The same situation occurred between George H. W. Bush and Bill Clinton during the presidential Election of 1992, and over the next eight years. A reconciliation came during the administration of George W. Bush, whose father and Clinton became close to the point that the senior Bush and his wife Barbara jokingly said Bill Clinton was an adopted son from another mother. Clinton and the elder Bush engaged in Hurricane Katrina relief in 2005, with Clinton offering his sleeping quarters on their shared plane to the older Bush. 

Finally comes the story of Donald Trump’s rivalry with both Bill Clinton and his 2016 opponent Hillary Clinton, and the conflict between Trump and Barack Obama.
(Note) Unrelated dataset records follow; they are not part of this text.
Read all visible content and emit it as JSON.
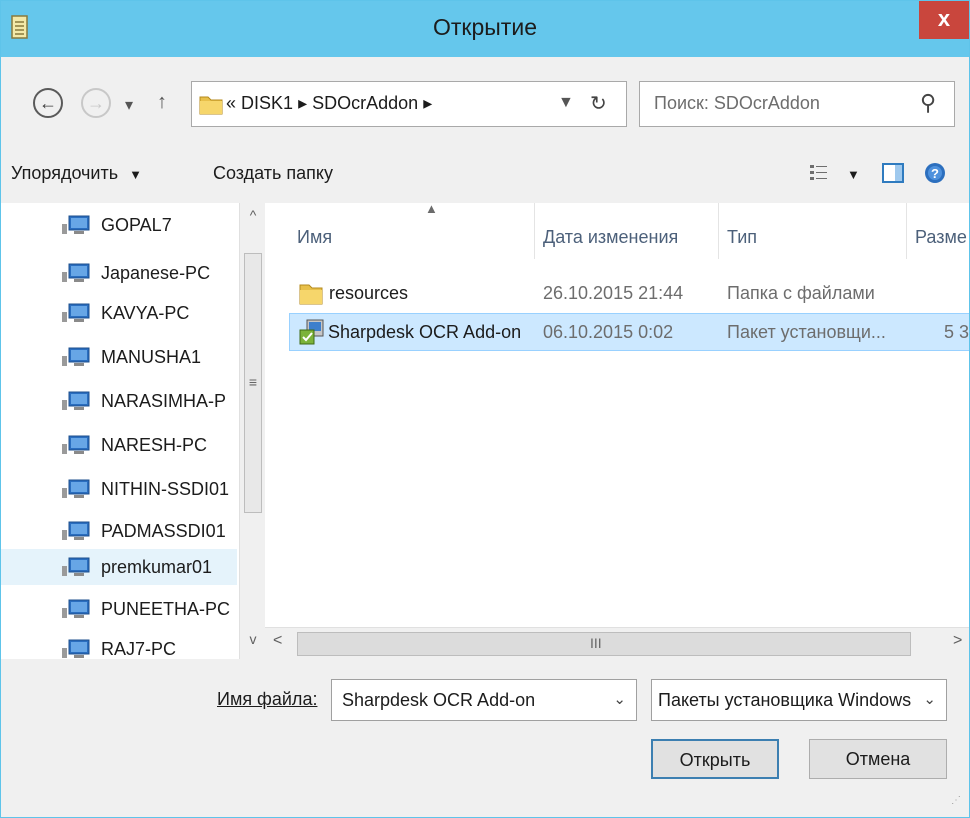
{
  "window": {
    "title": "Открытие",
    "close_label": "x"
  },
  "nav": {
    "back": "←",
    "forward": "→",
    "recent_dropdown": "▾",
    "up": "↑",
    "address": {
      "prefix": "«",
      "segments": [
        "DISK1",
        "SDOcrAddon"
      ],
      "separator": "▸"
    },
    "refresh": "↻",
    "search_placeholder": "Поиск: SDOcrAddon",
    "search_icon": "⚲"
  },
  "toolbar": {
    "organize_label": "Упорядочить",
    "organize_arrow": "▼",
    "new_folder_label": "Создать папку",
    "view_arrow": "▼"
  },
  "tree": {
    "items": [
      {
        "label": "GOPAL7"
      },
      {
        "label": "Japanese-PC"
      },
      {
        "label": "KAVYA-PC"
      },
      {
        "label": "MANUSHA1"
      },
      {
        "label": "NARASIMHA-P"
      },
      {
        "label": "NARESH-PC"
      },
      {
        "label": "NITHIN-SSDI01"
      },
      {
        "label": "PADMASSDI01"
      },
      {
        "label": "premkumar01",
        "selected": true
      },
      {
        "label": "PUNEETHA-PC"
      },
      {
        "label": "RAJ7-PC"
      }
    ],
    "scroll_up": "^",
    "scroll_down": "v",
    "scroll_grip": "≡"
  },
  "filelist": {
    "columns": [
      "Имя",
      "Дата изменения",
      "Тип",
      "Разме"
    ],
    "rows": [
      {
        "name": "resources",
        "date": "26.10.2015 21:44",
        "type": "Папка с файлами",
        "size": "",
        "icon": "folder-icon",
        "selected": false
      },
      {
        "name": "Sharpdesk OCR Add-on",
        "date": "06.10.2015 0:02",
        "type": "Пакет установщи...",
        "size": "5 3",
        "icon": "installer-package-icon",
        "selected": true
      }
    ],
    "scroll_left": "<",
    "scroll_right": ">",
    "scroll_grip": "III"
  },
  "bottom": {
    "filename_label": "Имя файла:",
    "filename_value": "Sharpdesk OCR Add-on",
    "filetype_value": "Пакеты установщика Windows",
    "combo_arrow": "⌄",
    "open_label": "Открыть",
    "cancel_label": "Отмена"
  },
  "colors": {
    "titlebar": "#65c7ec",
    "close_button": "#c9463d",
    "selection": "#cce8ff"
  }
}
It may be hard to imagine, but Trump had invited the Clintons to his wedding to Melania in 2005, and had said good things about both of them, but then turned against both, to run a vicious campaign of insults in 2016.  The Trump attack on both Clintons has continued to this day, as has the totally nasty and bitter Trump attack on Obama beginning with the “Birther” conspiracy that Obama is not an American citizen and was born in Kenya, but continuing incessantly ever since.  

Trump has set out to destroy everything that Barack Obama has accomplished in both domestic and foreign policy during his eight years in the White House. Trump has accused Obama and all of the people in his administration of treason, and no attack by him or his two older sons, Donald Jr. and Eric, on Obama and his wife is beyond the pale.  And now, the baseless accusation that Trump calls “Obamagate” is becoming the newest line of attack in the 2020 presidential campaign against Obama’s vice president, Joe Biden. So anything is possible in the campaign of hatred and division being waged by the 45th president against the 44th president and his vice president. It’s probably no coincidence that this is happening in the midst of the Coronavirus driven collapse of the American economy from the peak of recovery accomplished under Obama after the Great Recession of 2008, arguably the greatest economic recovery in American history (surpassing FDR’s after Herbert Hoover).

While presidential rivalries have happened before, they have reached a new peak with the current president, more vicious and divisive than any other in American history.